Segundo ela, o processo que o pai ou a mãe precisam encadear é mostrar o quanto é importante que a criança se dedique àquela tarefa. Mas não a partir de um comportamento de ordenamento, comando e controle, mas valorizando o momento em que ela está estudando.

“Quando ela vai fazer a lição de casa, o pai ou a mãe pode pegar um livro e ficar ao seu lado, mostrando que também gostam desse tempo para se conectar com os seus aprendizados e aprender coisas novas. É possível ainda compartilhar comentários do livro e, com isso, a criança também vai aprender a compartilhar o que ela está aprendendo. Aí é a hora que o pai e a mãe podem estimular e interagir.”

Complemente seu conhecimento: Como as famílias estão acompanhando os estudos de seus filhos e suas filhas

Desmistificando o caráter utilitarista da educação

Outro ponto que os pais precisam desmistificar é o caráter utilitarista da educação:

“Quase nada do que ensinamos na escola vai ser usado no futuro. Mas o cérebro que a gente desenvolveu ensinando essas coisas vai ser utilizado. Por exemplo, uma equação de segundo grau. Quando ela será usada? Na verdade, ela já o foi, porque quando o(a) jovem aprendeu isso, o cérebro já mudou a conformação e o entendimento sobre o mundo”, destacou a pesquisadora.

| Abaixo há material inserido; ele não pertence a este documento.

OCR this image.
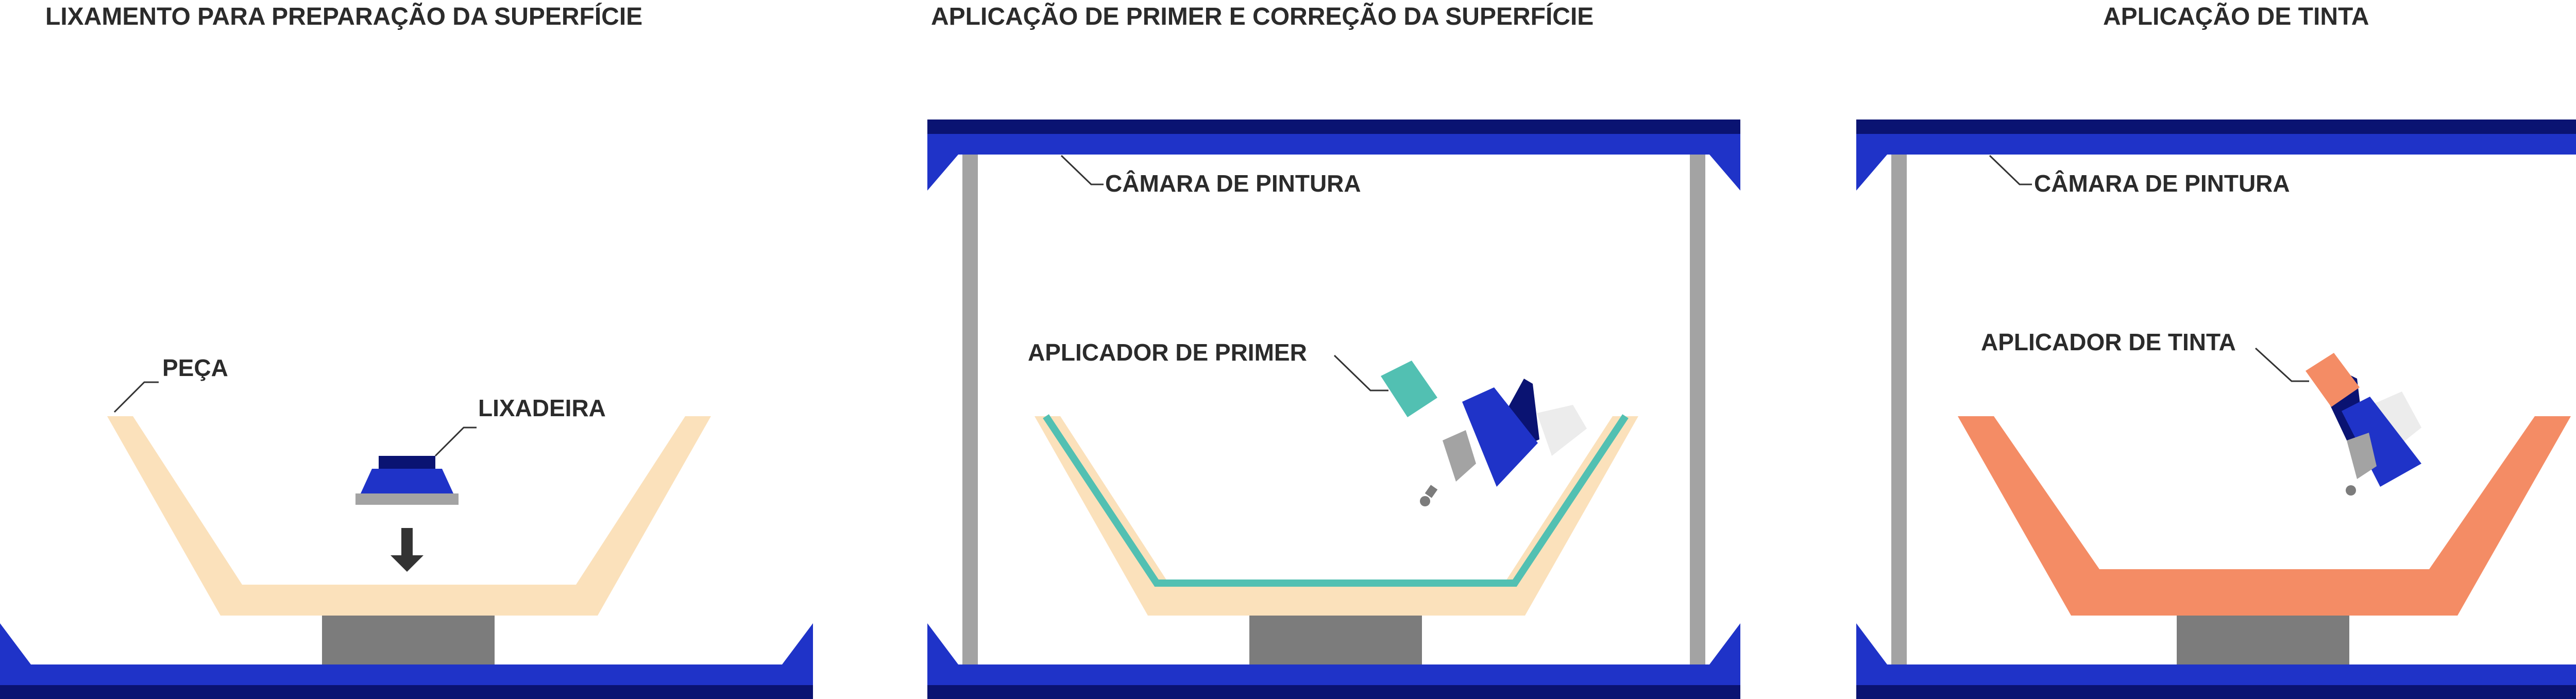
LIXAMENTO PARA PREPARAÇÃO DA SUPERFÍCIE
PEÇA
LIXADEIRA
APLICAÇÃO DE PRIMER E CORREÇÃO DA SUPERFÍCIE
CÂMARA DE PINTURA
APLICADOR DE PRIMER
APLICAÇÃO DE TINTA
CÂMARA DE PINTURA
APLICADOR DE TINTA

Assim como os(as) alunos(as) necessitam de encanto, incômodo e provocação para aprender, os(as) docentes precisam trazer esses estímulos para que eles(as) próprios também possam aprender sempre. “Os(as) professores(as) nunca estão prontos(as) e nunca podem se acomodar. A sociedade está em constante mudança, e a sua evolução depende deles(as)”.